В чем же крылась причина поражения? От самого себя правды не скроешь: плохо были организованы его повстанцы и оказались раздробленными их силы, потому и были нанесены им столь непоправимые поражения, и невосполнимы потери, понесенные под Азовом и у Кривой Луки. Конечно, много значило и превосходство хорошо оснащенных сил противника.
Опоздало донское казачество со своим восстанием, провело в бездействии и упустило время, когда бунтовала Астрахань или ширилось возмущение по Башкирии. Следовало тогда же и присоединиться к тем боевым сотоварищам. Да и много праздного времени провел он, войсковой атаман, находясь безвыходно в этом Черкасске. Плохо было еще и то, что развитию восстания на Дону мешала привязанность здешних людей к своим обжитым местам. Не говоря уже о самих коренных казаках, а и многие из новопришлых крестьян, уйдя от прежних ненавистных господ и начальных людей, радовались тут полегчанию своей горемычной жизни и не очень-то стремились к продолжению борьбы. Ошибки, ошибки, оплошности, и за них теперь неминуемая расплата…

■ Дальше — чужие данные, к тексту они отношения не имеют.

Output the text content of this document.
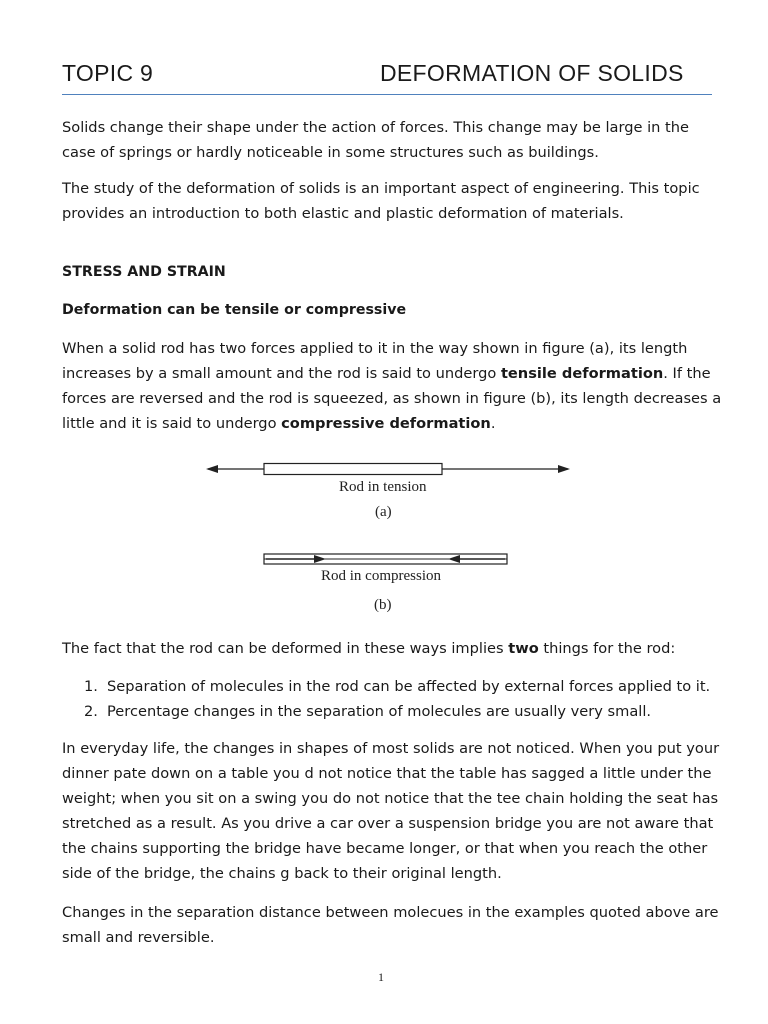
TOPIC 9	DEFORMATION OF SOLIDS

Solids change their shape under the action of forces. This change may be large in the case of springs or hardly noticeable in some structures such as buildings.

The study of the deformation of solids is an important aspect of engineering. This topic provides an introduction to both elastic and plastic deformation of materials.

STRESS AND STRAIN

Deformation can be tensile or compressive

When a solid rod has two forces applied to it in the way shown in figure (a), its length increases by a small amount and the rod is said to undergo tensile deformation. If the forces are reversed and the rod is squeezed, as shown in figure (b), its length decreases a little and it is said to undergo compressive deformation.

Rod in tension
(a)
Rod in compression
(b)

The fact that the rod can be deformed in these ways implies two things for the rod:

1. Separation of molecules in the rod can be affected by external forces applied to it.
2. Percentage changes in the separation of molecules are usually very small.

In everyday life, the changes in shapes of most solids are not noticed. When you put your dinner pate down on a table you d not notice that the table has sagged a little under the weight; when you sit on a swing you do not notice that the tee chain holding the seat has stretched as a result. As you drive a car over a suspension bridge you are not aware that the chains supporting the bridge have became longer, or that when you reach the other side of the bridge, the chains g back to their original length.

Changes in the separation distance between molecues in the examples quoted above are small and reversible.

1
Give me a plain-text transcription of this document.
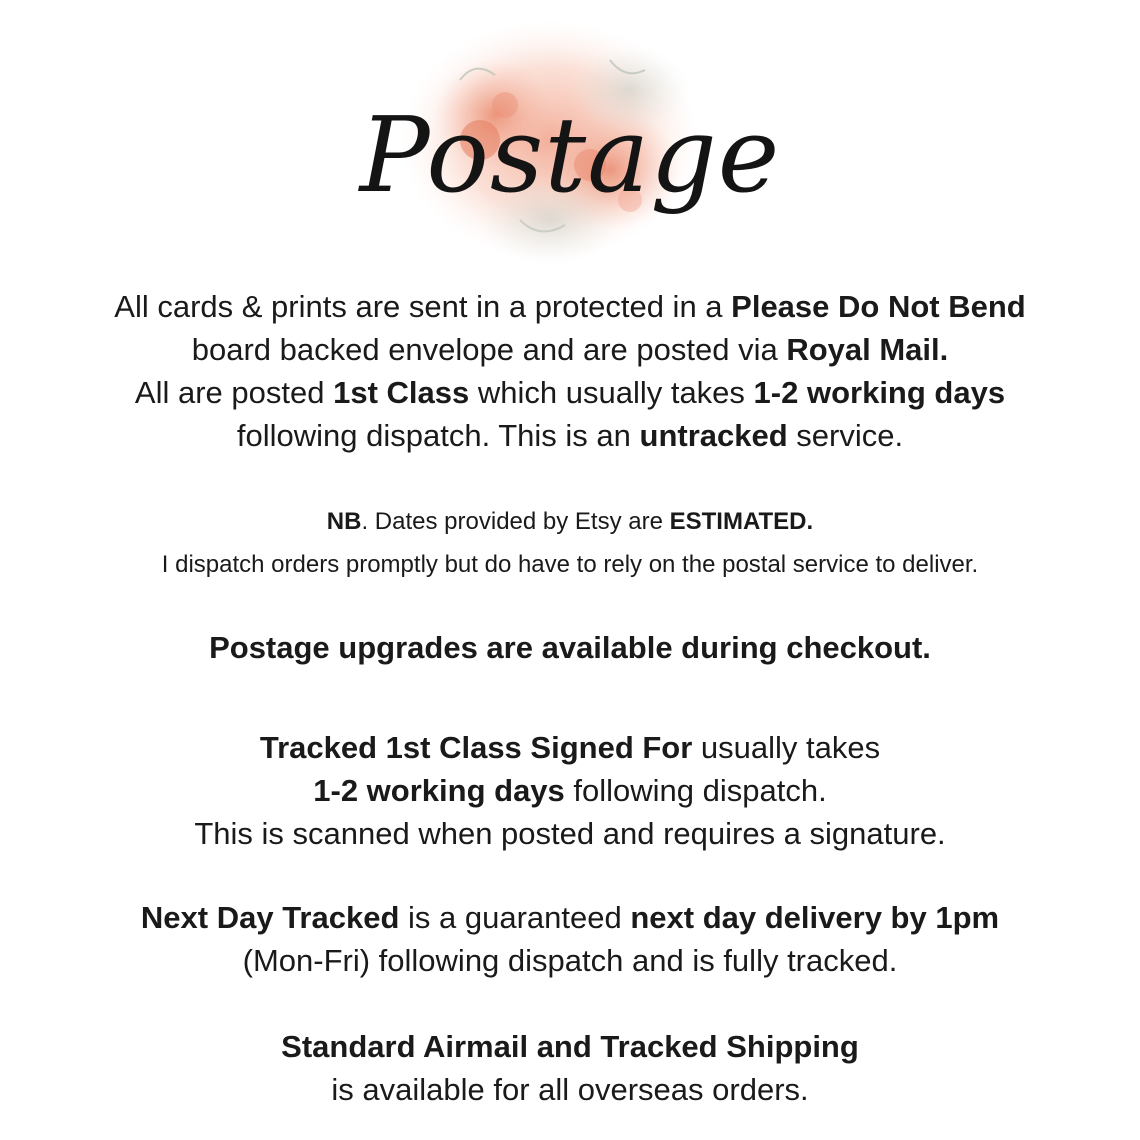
Postage
All cards & prints are sent in a protected in a Please Do Not Bend
board backed envelope and are posted via Royal Mail.
All are posted 1st Class which usually takes 1-2 working days
following dispatch. This is an untracked service.
NB. Dates provided by Etsy are ESTIMATED.
I dispatch orders promptly but do have to rely on the postal service to deliver.
Postage upgrades are available during checkout.
Tracked 1st Class Signed For usually takes
1-2 working days following dispatch.
This is scanned when posted and requires a signature.
Next Day Tracked is a guaranteed next day delivery by 1pm
(Mon-Fri) following dispatch and is fully tracked.
Standard Airmail and Tracked Shipping
is available for all overseas orders.
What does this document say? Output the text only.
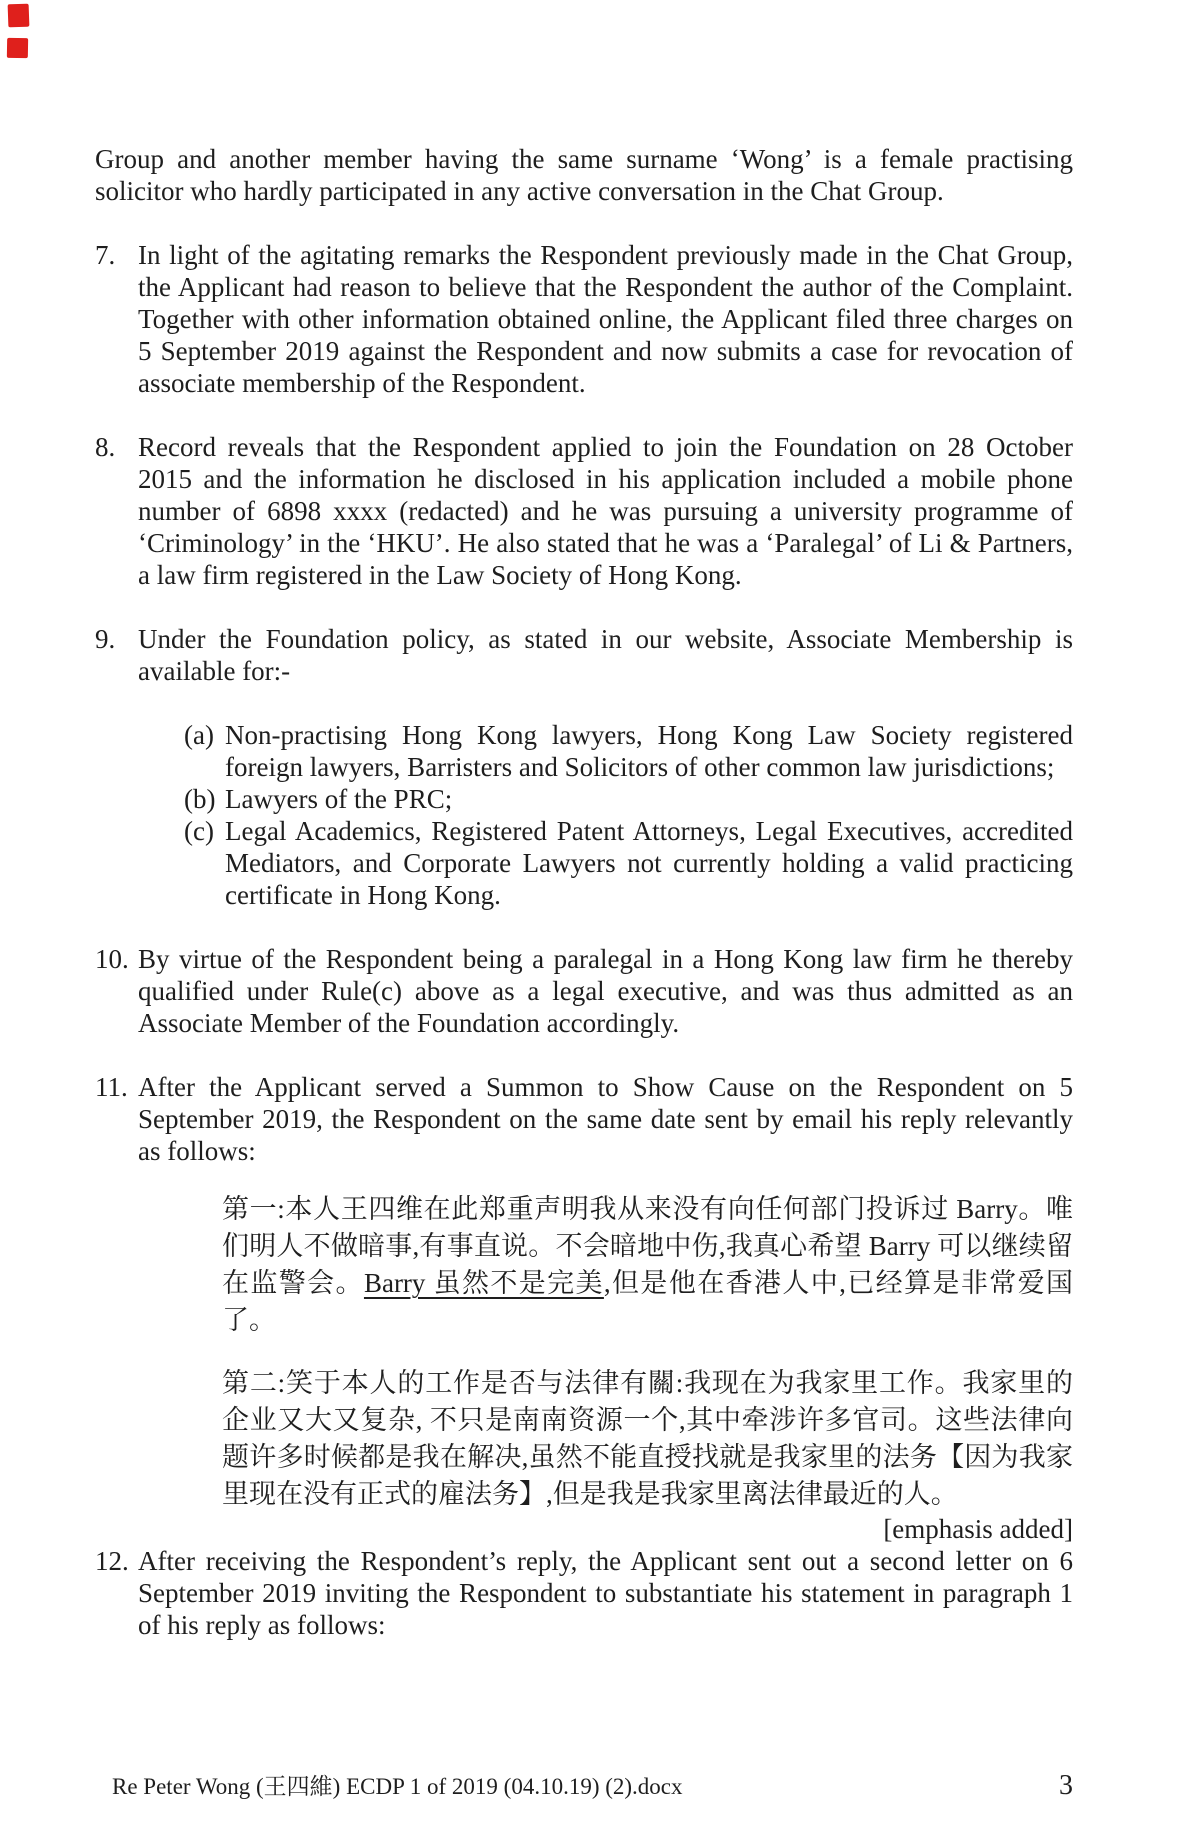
Group and another member having the same surname ‘Wong’ is a female practising solicitor who hardly participated in any active conversation in the Chat Group.

7. In light of the agitating remarks the Respondent previously made in the Chat Group, the Applicant had reason to believe that the Respondent the author of the Complaint. Together with other information obtained online, the Applicant filed three charges on 5 September 2019 against the Respondent and now submits a case for revocation of associate membership of the Respondent.
8. Record reveals that the Respondent applied to join the Foundation on 28 October 2015 and the information he disclosed in his application included a mobile phone number of 6898 xxxx (redacted) and he was pursuing a university programme of ‘Criminology’ in the ‘HKU’. He also stated that he was a ‘Paralegal’ of Li & Partners, a law firm registered in the Law Society of Hong Kong.
9. Under the Foundation policy, as stated in our website, Associate Membership is available for:-
(a) Non-practising Hong Kong lawyers, Hong Kong Law Society registered foreign lawyers, Barristers and Solicitors of other common law jurisdictions;
(b) Lawyers of the PRC;
(c) Legal Academics, Registered Patent Attorneys, Legal Executives, accredited Mediators, and Corporate Lawyers not currently holding a valid practicing certificate in Hong Kong.
10. By virtue of the Respondent being a paralegal in a Hong Kong law firm he thereby qualified under Rule(c) above as a legal executive, and was thus admitted as an Associate Member of the Foundation accordingly.
11. After the Applicant served a Summon to Show Cause on the Respondent on 5 September 2019, the Respondent on the same date sent by email his reply relevantly as follows:

第一:本人王四维在此郑重声明我从来没有向任何部门投诉过 Barry。唯们明人不做暗事,有事直说。不会暗地中伤,我真心希望 Barry 可以继续留在监警会。Barry 虽然不是完美,但是他在香港人中,已经算是非常爱国了。

第二:笑于本人的工作是否与法律有關:我现在为我家里工作。我家里的企业又大又复杂, 不只是南南资源一个,其中牵涉许多官司。这些法律向题许多时候都是我在解决,虽然不能直授找就是我家里的法务【因为我家里现在没有正式的雇法务】,但是我是我家里离法律最近的人。

[emphasis added]

12. After receiving the Respondent’s reply, the Applicant sent out a second letter on 6 September 2019 inviting the Respondent to substantiate his statement in paragraph 1 of his reply as follows:
Re Peter Wong (王四維) ECDP 1 of 2019 (04.10.19) (2).docx	3
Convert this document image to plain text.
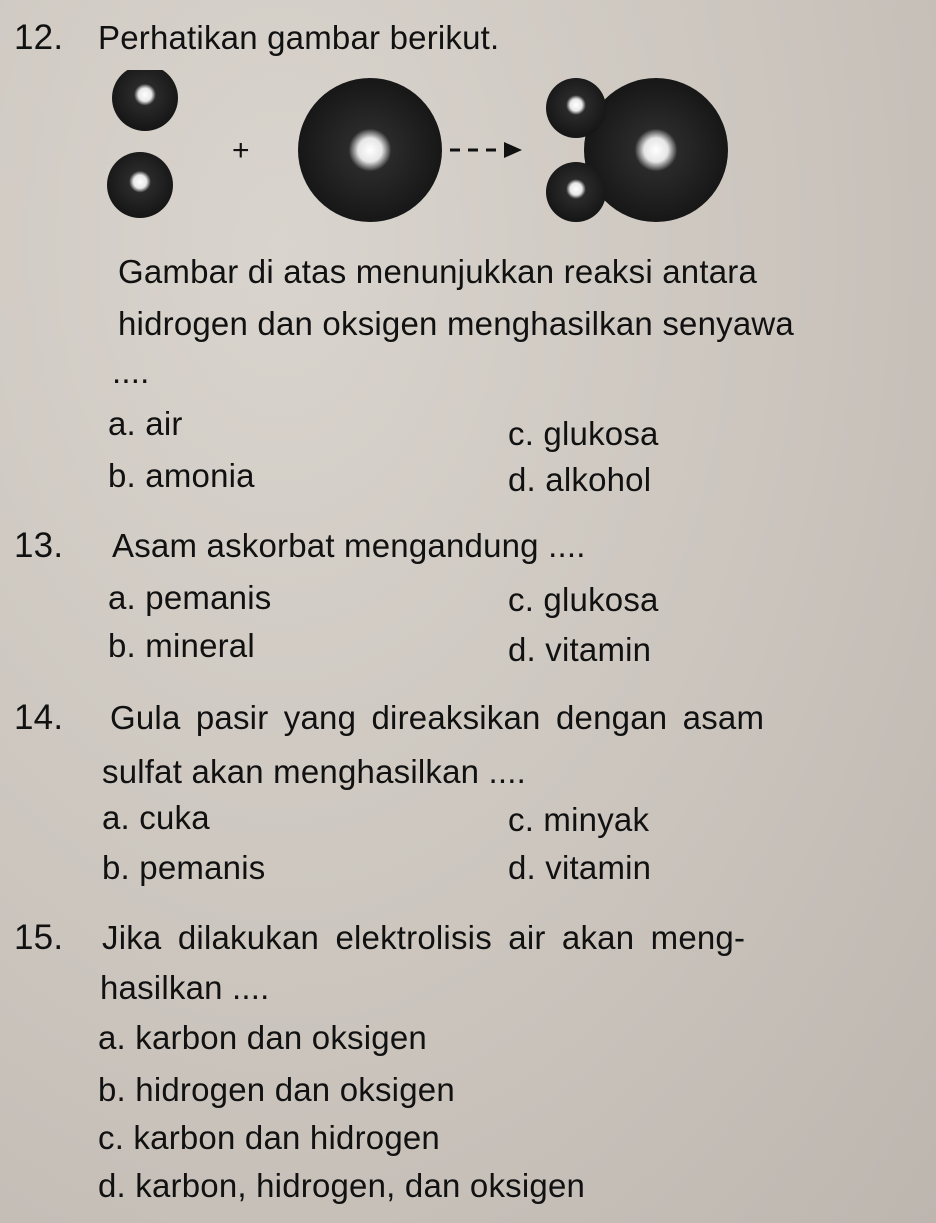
12. Perhatikan gambar berikut.
+
Gambar di atas menunjukkan reaksi antara
hidrogen dan oksigen menghasilkan senyawa
....
a. air	c. glukosa
b. amonia	d. alkohol
13. Asam askorbat mengandung ....
a. pemanis	c. glukosa
b. mineral	d. vitamin
14. Gula pasir yang direaksikan dengan asam
sulfat akan menghasilkan ....
a. cuka	c. minyak
b. pemanis	d. vitamin
15. Jika dilakukan elektrolisis air akan meng-
hasilkan ....
a. karbon dan oksigen
b. hidrogen dan oksigen
c. karbon dan hidrogen
d. karbon, hidrogen, dan oksigen
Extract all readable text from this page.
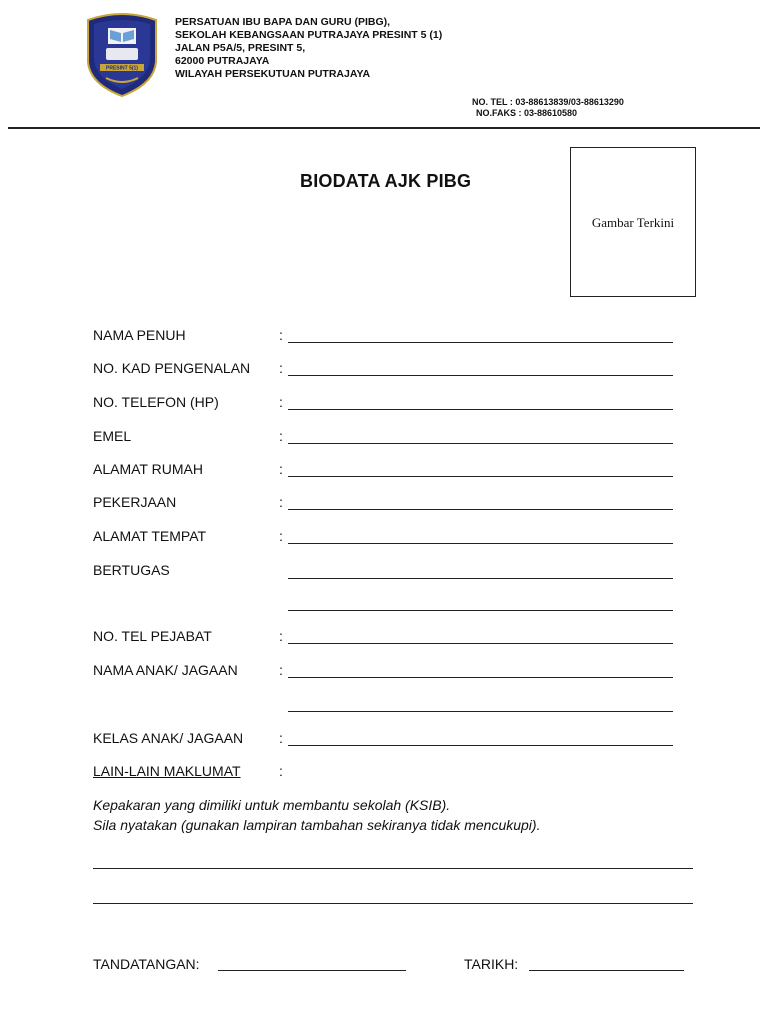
PRESINT 5(1)
PERSATUAN IBU BAPA DAN GURU (PIBG),
SEKOLAH KEBANGSAAN PUTRAJAYA PRESINT 5 (1)
JALAN P5A/5, PRESINT 5,
62000 PUTRAJAYA
WILAYAH PERSEKUTUAN PUTRAJAYA
NO. TEL : 03-88613839/03-88613290
NO.FAKS : 03-88610580
BIODATA AJK PIBG
Gambar Terkini
NAMA PENUH	:
NO. KAD PENGENALAN :
NO. TELEFON (HP)	:
EMEL	:
ALAMAT RUMAH	:
PEKERJAAN	:
ALAMAT TEMPAT	:
BERTUGAS
NO. TEL PEJABAT	:
NAMA ANAK/ JAGAAN	:
KELAS ANAK/ JAGAAN	:
LAIN-LAIN MAKLUMAT	:
Kepakaran yang dimiliki untuk membantu sekolah (KSIB).
Sila nyatakan (gunakan lampiran tambahan sekiranya tidak mencukupi).
TANDATANGAN:	TARIKH:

И она наступила в жаркий день 7 июля 1708 года. К своему гневному изумлению увидел в оконце Булавин, что к его куреню, возглавляя вооруженных домовитых казаков, подошел сам Илья Зершиков, громко и злобно требуя, чтобы атаман немедля сдавался им. В завязавшейся перестрелке Булавин убил двух казаков. Ну, убил бы еще одного или тоже двух, а исход схватки все равно был уже предрешен. Кто-то из домовитых крикнул, что надо курень соломой обложить да поджечь и Булавина огнем наружу выпихнуть либо живьем спалить.
Так и сделали бы предатели вероломные, и ничего больше Кондрату не оставалось, как самому порешить себя мужественной честной смертью.
– Прощай, Дон!.. Прощай, воля!..
Пуля поставила последнюю точку всему неудавшемуся булавинскому делу.
Глава четвертая
I
Что делать, как быть, куда горе-горькую головушку преклонить ей, царице Прасковье?
– Охти-и…
От взятых с собой из Измайлова съестных припасов и от скотского гурта ничего не осталось. Столько едаков на ее, царицын, кошт навалилось – под чистую все, как помелом, подмели. Царица Марфа да царевны Наталья, Мария и Федосья, сестры Петра, своя сестрица Анастасия, каждая со своими придворными, все есть-пить хотели, а из Москвы своих припасов не взяли, понадеявшись, что все им в Петербурге тут приготовлено. Той – мясца, той – крупицы, мучицы надо. А как не дать? Родня ведь! Да и знали все, что с ней, с царицей Прасковьей, большой обоз шел. А тут еще и Петрова зазноба лифляндская на чужой каравай рот разинула, и у нее тоже, хотя и не столь большая, дворня, но есть.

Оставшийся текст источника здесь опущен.